Short Story – Part 4

“Is there gravity on the moon?”

“What happens when we die?”

“Why do people smoke?”

“How do planes fly?”

Ever since she could talk, the questions would come thick and fast from Emma. I’d barely finish my explanation and she’d throw another question at me. But lately the questions were rare. The sparkle in Emma’s green eyes had gone and the house felt darker and eerily quiet without her chatter. 

Emma loved to dance in socks, spinning and sliding on the floorboards in her room. But now her floor had disappeared underneath piles of clothes and shoes. There was no bopping to music. She’d completely lost her rhythm. 

I knew it was pretty normal for kids to have messy rooms and go into their shell sometimes but Emma’s sadness was worrying me. I remembered Anne of Green Gables dramatically saying, “I’m in the depths of despair” and it felt like that’s where Emma was. Although she wasn’t announcing it. She was whispering it with her lack of action.

I could feel Emma’s sadness and it was getting me down too. My energy levels were zapped – even a double shot of coffee in the morning wouldn’t help.

So I did what all good mums do. Poured a glass of wine at the end of another exhausting day and googled ‘how to help someone with depression’. After browsing countless websites, apparently the best thing to do was simply listen to Emma and let her know I was there for her.

Sounded simple enough but I would have preferred a magic wand at this stage. I was emotionally drained and just wanted my bubbly daughter back.

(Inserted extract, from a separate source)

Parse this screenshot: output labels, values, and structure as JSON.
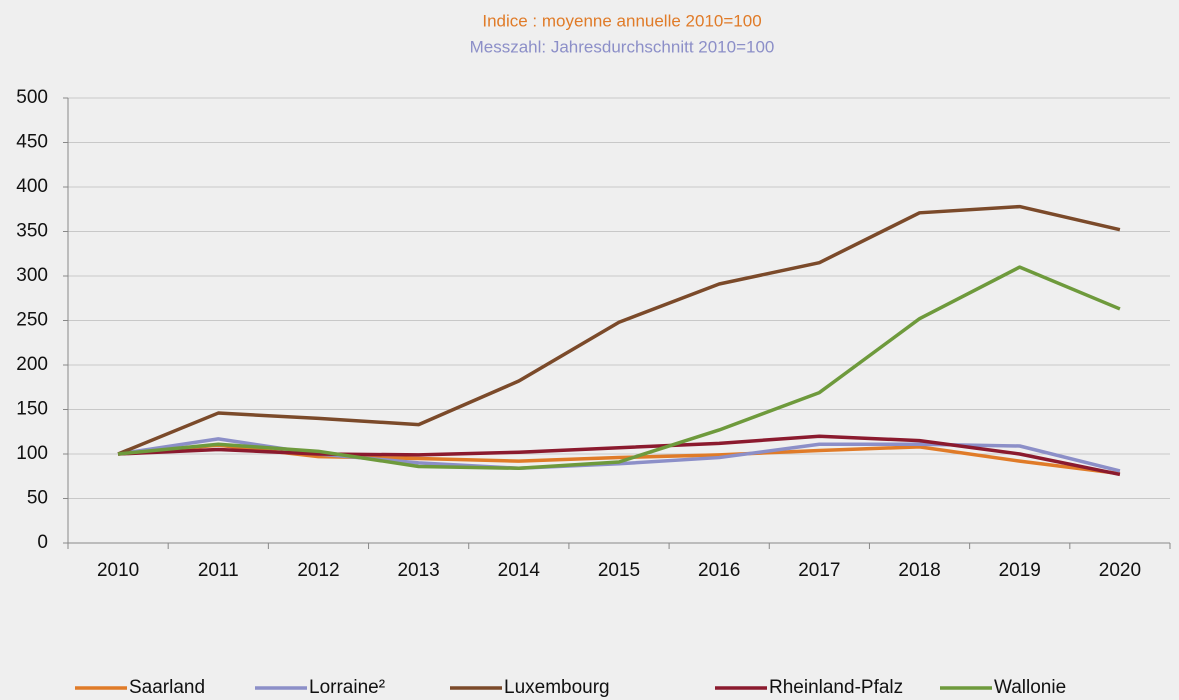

The next morning I checked that Emma was awake and tiptoed carefully through the piles of clothes knowing that I’d have to tread carefully with my conversation too.

She peeped over the pages of her book and looked happy to see me so I asked if she’d like a good morning hot chocolate, which I hoped would lead to a gentle heart to heart chat.

Everything was going to plan until I was walking back into her room with a mug in each hand. I stepped on a satin skirt and for a split second the world seemed to spin forward and I landed on my back, fingers still clasping the handles of the mugs. Completely empty mugs. The hot chocolate had splattered across the entire room. Walls, ceiling, books on the shelf and clothes on the floor. Thankfully my head was cushioned with a soft jumper and a sticky marshmallow. 

Emma frantically leapt out of her bed, crouched next to me like a little frog and asked if I was okay. I don’t know if it was the irony of Emma asking me that question or the shock of her room looking like a scene from Willy Wonka’s chocolate factory, but all I could do was laugh. 

Tears started streaming down my face and I leaned over, hugged Emma and nodded my head because I couldn’t get any words out. She burst out laughing too, the first time in weeks. It was music to my ears.

The websites I researched didn’t say anything about using slapstick to break the ice but in our case it really worked. It took hours to clean up the mess but we did it together and talked the whole time. It was exhausting work but we were finally on the road to recovery.